It is a well-known phenomenon by now that whenever Randall Munroe mentions anything obscure in xkcd, searches for it spike tremendously. To this point, as far as I'm aware, he hasn't wielded this fact for evil, but still...the power that Randall Munroe holds over the internet is terrifying. I was reminded of this when one of my friends referenced one of these comics on Twitter. I then, with a bit of Googling, was unable to find a good list of examples of the XKCD effect, and decided that I would endeavor to create one.

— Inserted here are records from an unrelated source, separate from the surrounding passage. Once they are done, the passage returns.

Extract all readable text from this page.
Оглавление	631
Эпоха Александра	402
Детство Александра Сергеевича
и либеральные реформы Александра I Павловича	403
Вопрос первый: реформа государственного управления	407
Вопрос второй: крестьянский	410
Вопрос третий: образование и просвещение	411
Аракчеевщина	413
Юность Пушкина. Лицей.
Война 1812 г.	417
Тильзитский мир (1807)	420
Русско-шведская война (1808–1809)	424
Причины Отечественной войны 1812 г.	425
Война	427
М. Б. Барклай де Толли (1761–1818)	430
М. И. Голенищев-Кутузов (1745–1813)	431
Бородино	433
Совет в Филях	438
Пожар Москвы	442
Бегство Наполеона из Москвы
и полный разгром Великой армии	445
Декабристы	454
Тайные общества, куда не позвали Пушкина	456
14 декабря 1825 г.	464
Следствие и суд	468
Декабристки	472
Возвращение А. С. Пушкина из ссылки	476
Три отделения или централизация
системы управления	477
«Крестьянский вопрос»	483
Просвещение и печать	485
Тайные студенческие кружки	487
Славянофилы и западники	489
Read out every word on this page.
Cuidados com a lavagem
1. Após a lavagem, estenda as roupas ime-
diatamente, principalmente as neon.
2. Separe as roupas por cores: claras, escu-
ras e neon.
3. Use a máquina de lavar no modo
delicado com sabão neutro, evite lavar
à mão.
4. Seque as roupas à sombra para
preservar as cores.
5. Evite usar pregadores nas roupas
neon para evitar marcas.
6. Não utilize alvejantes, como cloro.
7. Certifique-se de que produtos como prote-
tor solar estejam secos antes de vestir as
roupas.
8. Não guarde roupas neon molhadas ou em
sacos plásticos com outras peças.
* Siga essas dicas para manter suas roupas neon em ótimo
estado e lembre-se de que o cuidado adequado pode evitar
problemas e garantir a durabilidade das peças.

Of course, I decided to write a script to do this - there are 676 comics as of this writing, and fortunately, transcriptions are available via OhNoRobot, so I don't even have to deal with the images. After a little poking around, I found a post on the XKCD forums (thanks, philip!) that gave the url http://www.ohnorobot.com/transcribe.pl?comicid=apKHvCCc66NMg&url=http:%2F%2Fxkcd.com%2F[comic number]%2F to get the transcription for a given comic. Perfect! I of course lean towards Perl for these kinds of things, and I was tempted to go with Python because of the images. But then I remembered that a simple gnome-open [image file] would do more than I needed, so Perl it was.
Additionally, I remembered that I had already written an xkcd download script that I had stashed away in my gMail, so I had a leg up already. So, after a mere four hours of hacking, I present the xkcd effectalyzer. It's pretty self-explanatory, the only parameter is "-r", if you want to go through the comics in reverse. The script goes through your specified comics, presents you with the OhNoRobots text, and gives you the option to view the image of the comic. Once that's all done, it asks you for a phrase to search on Google Trends. It then (with the credentials you provided at the beginning) grabs the necessary CSVs from Google Trends to get the trend data for the 5 days around and including the publication date of the comic (which it gets from xkcd's archives page). It then tells you what the indexes are, and lets you decide whether or not to save that result to a the output CSV file. It continues to ask you for phrases until you don't give it one, and will write the first three to the CSV file.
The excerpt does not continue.